The Federal Highway Administration (FHWA) rejected the plan to toll Interstate 80. Tolling I-80 was the linchpin of Pennsylvania’s transportation funding under Act 44 and was to provide funds for road and bridge repair as well as mass transit. As we pointed out in previous Policy Briefs, the notion of tolling a federal highway to pay for other projects was doomed from the start.
According to an FHWA memorandum, the agency concluded that the plan to toll I-80 did not meet the requirements as set forth by federal law-specifically that "there is no basis to conclude that the proposed lease payments are legitimate operating costs".
In other words, the federal government requires that toll revenue be used to repair and rehabilitate the road being tolled, not to subsidize other roads or mass transit.
The FHWA’s main focus was on the lease agreement between the Pennsylvania Department of Transportation (PennDOT) and the Pennsylvania Turnpike Commission. Prior to making the final determination that the lease payments were questionable, the FHWA repeatedly asked both agencies to justify the lease price, but no justification was forthcoming. In addition to the lease, they cited an "absence of sufficient traffic and revenue studies and the adequacy of the financial plans." Unfortunately, adopting a scheme first and worrying about the details or consequences later is all too commonplace among policy makers.
Indeed, a phone call or letter to the FHWA about the Legislature’s plans to toll I-80 as contemplated by the drafters of Act 44 could have prevented the months of waiting for an answer, not to mention the expenditures of undoubted millions of dollars to prepare and file the applications and prepare the lease payments. It reflects very poorly on those who drafted and pushed the bill that there was no real effort to ascertain an opinion from FHWA before enacting legislation that is now in shambles. This act was to be the solution to funding the state’s massive transportation improvement needs.
The lease agreement between the Turnpike Commission and PennDOT does not contain specific provisions of what would happen in the event the FHWA rejected the conversion of I-80 to a toll road. However, Section 15.7 of the lease says that in the event the FHWA determines the conversion of I-80 is inconsistent with federal law "the Parties shall use their reasonable, good faith and diligent efforts to agree upon and effectuate the appropriate amendments to, or modifications of this [lease] Agreement at the earliest possible time." The question is; why was the lease not automatically voided when the FHWA rejected the tolling plan? After all, why is there any need for the Turnpike Commission to control the road? The whole purpose
of leasing I-80 was to generate toll revenue to repair other state roads and bridges and fund expensive mass transit systems. Lease payments would be made to PennDOT who would in turn use the money to carry out these two objectives.

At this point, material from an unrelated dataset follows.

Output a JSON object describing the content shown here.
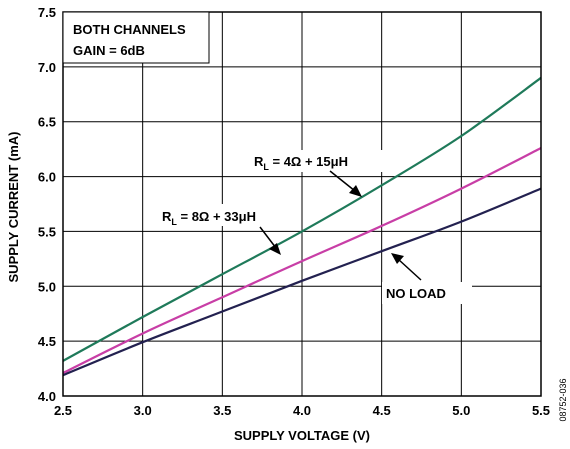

Using money from the tolls collected on the existing Turnpike system to satisfy all the funding requirements envisioned in Act 44 is not an option. First of all, the Turnpike toll system collects only $600 million or so per year, barely enough to meet all its needs, obligations and operating expenses. Paying off the $2.5 billion in new debt recently incurred will be a daunting task and will likely consume much of the coming 25 percent increase in Turnpike tolls on January 1, 2009 and three percent each year afterward. This money was borrowed to make payments to PennDOT as required under Act 44.
Act 44’s call for tolling I-80 and leasing the road to the Turnpike was obviously an 11th hour ploy to derail the Governor’s plan to lease the Turnpike. It likely will have done the job even though I-80 is not going to be tolled. The $2.5 billion in new debt has made the Turnpike less attractive and undoubtedly pushed down bid prices from what they might have otherwise been. Moreover, the time elapsed since Act 44 was passed has given officials and opponents of the lease plan time to make the Turnpike less attractive to potential lessees and to shore up their anti-lease positions. This is an unfortunate side effect regardless of one’s position on whether the Turnpike should have been leased earlier or not.
Public policy should never be carried out by passing legislation with provisions virtually guaranteed to run afoul of federal law, especially when the ruling of federal officials could have been easily obtained before passing the legislation. The wasted time and taxpayer money expended creating the lease of I-80 and applying for permission to toll it can never be recovered.
Frank Gamrat, Ph.D., Sr. Research Assoc.